Pensar, sonhar, fantasiar e inventar é parte do desenvolvimento neurológico e psíquico, lembra a especialista. “Toda realização, antes de existir, era uma ideia, um sonho, uma divagação. Os pais podem interagir, respeitar o lugar do amigo à mesa, mas tudo com absoluta ponderação. Devem apreciar sem repreender as crianças e sem fomentar a experiência que é da criança, não dos adultos”, diz.

Outro alerta importante, dado por Silvia Gonçalves, é que na maioria das vezes a criança acredita na existência deste amigo. Insistir com a criança de que este amigo não existe pode ser uma tentativa fracassada.

Amigos com benefícios

Antes de sair brigando com seu filho pelo fato dele insistir em dizer que esse amigo existe, preste bem atenção na opinião de alguns especialistas.

Roberto Andersen, educador brasileiro membro da Academia de Ciências de Nova York, adverte que limitar a imaginação (o que inclui dizer “acabou esse tal de amigo imaginário!”) é um incentivo ao déficit de atenção, déficit de cognição e memória parcial.

Freud, pai da psicanálise, e Piaget, papa da pedagogia, também defendiam que, por via das dúvidas, era melhor que o companheiro invisível participasse do jantar. O trabalho dos psicólogos Evan Kidd e Anna Roby, da Universidade de Manchester, na Inglaterra, sugere que a criança e o amigo trabalham melhor em equipe. É como se a criança quisesse dar um bom exemplo ao amigo imaginário na hora em que lembra ao pai que a TV está ligada ou que a vovó ligou.
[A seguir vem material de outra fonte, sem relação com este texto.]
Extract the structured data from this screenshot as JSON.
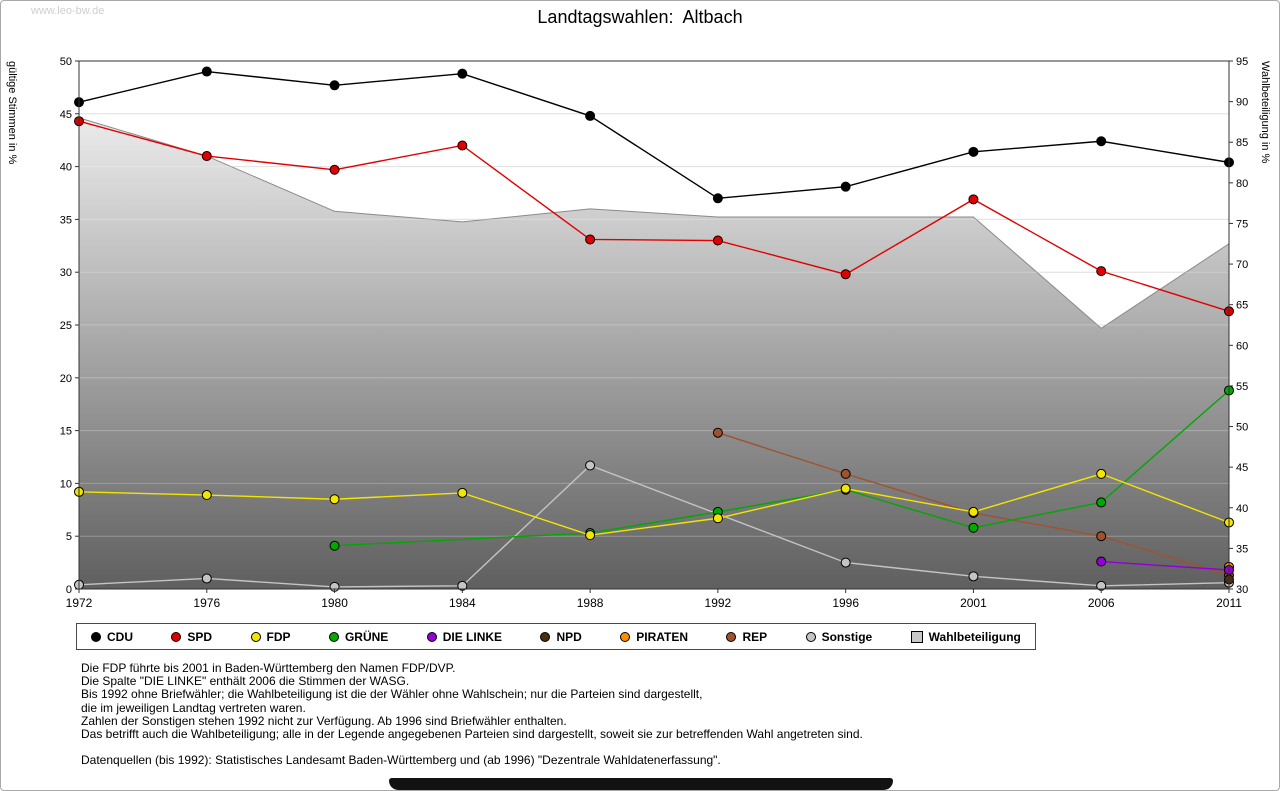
{
  "page": {
    "watermark": "www.leo-bw.de",
    "title": "Landtagswahlen:  Altbach"
  },
  "chart_data": {
    "type": "line",
    "title": "Landtagswahlen: Altbach",
    "x": [
      1972,
      1976,
      1980,
      1984,
      1988,
      1992,
      1996,
      2001,
      2006,
      2011
    ],
    "xlabel": "",
    "ylabel_left": "gültige Stimmen in %",
    "ylabel_right": "Wahlbeteiligung in %",
    "ylim_left": [
      0,
      50
    ],
    "ylim_right": [
      30,
      95
    ],
    "yticks_left": [
      0,
      5,
      10,
      15,
      20,
      25,
      30,
      35,
      40,
      45,
      50
    ],
    "yticks_right": [
      30,
      35,
      40,
      45,
      50,
      55,
      60,
      65,
      70,
      75,
      80,
      85,
      90,
      95
    ],
    "grid": "horizontal",
    "legend_position": "bottom",
    "series": [
      {
        "name": "CDU",
        "axis": "left",
        "color": "#000000",
        "values": [
          46.1,
          49.0,
          47.7,
          48.8,
          44.8,
          37.0,
          38.1,
          41.4,
          42.4,
          40.4
        ]
      },
      {
        "name": "SPD",
        "axis": "left",
        "color": "#e10000",
        "values": [
          44.3,
          41.0,
          39.7,
          42.0,
          33.1,
          33.0,
          29.8,
          36.9,
          30.1,
          26.3
        ]
      },
      {
        "name": "FDP",
        "axis": "left",
        "color": "#f2e500",
        "values": [
          9.2,
          8.9,
          8.5,
          9.1,
          5.1,
          6.7,
          9.5,
          7.3,
          10.9,
          6.3
        ]
      },
      {
        "name": "GRÜNE",
        "axis": "left",
        "color": "#00a800",
        "values": [
          null,
          null,
          4.1,
          null,
          5.3,
          7.3,
          9.4,
          5.8,
          8.2,
          18.8
        ]
      },
      {
        "name": "DIE LINKE",
        "axis": "left",
        "color": "#9400d3",
        "values": [
          null,
          null,
          null,
          null,
          null,
          null,
          null,
          null,
          2.6,
          1.8
        ]
      },
      {
        "name": "NPD",
        "axis": "left",
        "color": "#4a2d0f",
        "values": [
          null,
          null,
          null,
          null,
          null,
          null,
          null,
          null,
          null,
          0.9
        ]
      },
      {
        "name": "PIRATEN",
        "axis": "left",
        "color": "#ff8c00",
        "values": [
          null,
          null,
          null,
          null,
          null,
          null,
          null,
          null,
          null,
          2.1
        ]
      },
      {
        "name": "REP",
        "axis": "left",
        "color": "#a0522d",
        "values": [
          null,
          null,
          null,
          null,
          null,
          14.8,
          10.9,
          7.2,
          5.0,
          1.3
        ]
      },
      {
        "name": "Sonstige",
        "axis": "left",
        "color": "#c4c4c4",
        "values": [
          0.4,
          1.0,
          0.2,
          0.3,
          11.7,
          null,
          2.5,
          1.2,
          0.3,
          0.6
        ]
      }
    ],
    "area": {
      "name": "Wahlbeteiligung",
      "axis": "right",
      "values": [
        88.0,
        83.3,
        76.5,
        75.2,
        76.8,
        75.8,
        75.8,
        75.8,
        62.1,
        72.5
      ],
      "color_line": "#8a8a8a",
      "gradient_top": "#fcfcfc",
      "gradient_bottom": "#5f5f5f",
      "swatch": "#c8c8c8"
    }
  },
  "notes": [
    "Die FDP führte bis 2001 in Baden-Württemberg den Namen FDP/DVP.",
    "Die Spalte \"DIE LINKE\" enthält 2006 die Stimmen der WASG.",
    "Bis 1992 ohne Briefwähler; die Wahlbeteiligung ist die der Wähler ohne Wahlschein; nur die Parteien sind dargestellt,",
    "die im jeweiligen Landtag vertreten waren.",
    "Zahlen der Sonstigen stehen 1992 nicht zur Verfügung. Ab 1996 sind Briefwähler enthalten.",
    "Das betrifft auch die Wahlbeteiligung; alle in der Legende angegebenen Parteien sind dargestellt, soweit sie zur betreffenden Wahl angetreten sind.",
    "",
    "Datenquellen (bis 1992): Statistisches Landesamt Baden-Württemberg und (ab 1996) \"Dezentrale Wahldatenerfassung\"."
  ]
}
A dupla de pesquisadores acredita que os amigos imaginários são como terapeutas, que dão ao pequeno egocêntrico uma nova perspectiva da mesma situação que, antes, passaria batido. Fique atento se essa dupla dinâmica extrapolar os limites. Por exemplo, a criança passa a culpar o amigo pelas coisas que ela sabe que fez errado, como dizer palavrões, bater nos amigos, não tomar banho, etc.
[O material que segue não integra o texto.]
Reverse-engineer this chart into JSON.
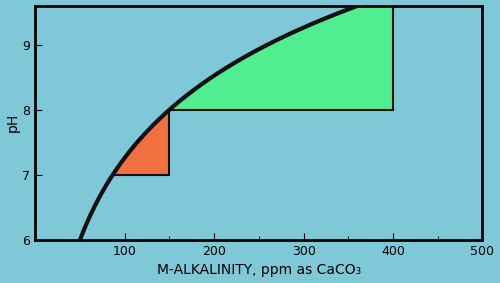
{
  "background_color": "#7ec8d8",
  "curve_color": "#111111",
  "curve_linewidth": 3.0,
  "xlim": [
    0,
    500
  ],
  "ylim": [
    6.0,
    9.6
  ],
  "xticks": [
    100,
    200,
    300,
    400,
    500
  ],
  "yticks": [
    6.0,
    7.0,
    8.0,
    9.0
  ],
  "xlabel": "M-ALKALINITY, ppm as CaCO₃",
  "ylabel": "pH",
  "xlabel_fontsize": 10,
  "ylabel_fontsize": 10,
  "tick_fontsize": 9,
  "red_color": "#f07040",
  "green_color": "#50ee90",
  "hline_color": "#111111",
  "hline_linewidth": 1.5,
  "axis_linewidth": 2.0,
  "curve_fit_x1": 50,
  "curve_fit_y1": 6.0,
  "curve_fit_x2": 150,
  "curve_fit_y2": 8.0,
  "red_rect_x2": 150,
  "red_rect_y1": 7.0,
  "red_rect_y2": 8.0,
  "green_rect_x2": 400,
  "green_rect_y1": 8.0,
  "vline_x1": 150,
  "vline_x2": 400
}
“Teve uma vez que eu pedi para a Sofia vir escovar os dentes, uma coisa que ela não gostava de fazer, então ela olhou para mim e disse: ‘Mamãe, sabe o que a Rose diz para a mãe dela quando tem que escovar os dentes? Cala a boca, sua cabeça de alho.’ Nisso eu segurei o riso e começou a sair lágrimas dos meus olhos. Ai ela virou e falou assim: ‘Mamãe, me desculpa, quem diz isso é a Rose, eu vou escovar os dentes’”, relembra, rindo, a mãe rio-pretense Bianca Sciarra. Colocar a culpa no amigo é mais comum do que se possa imaginar. “Os pais devem mostrar que o erro é coisa da realidade. Deixar claro que a criança tem que assumir seus erros,

 mesmo que para isso seja preciso dar bronca no amigo imaginário”, afirma a psicóloga Cynthia Boscovich.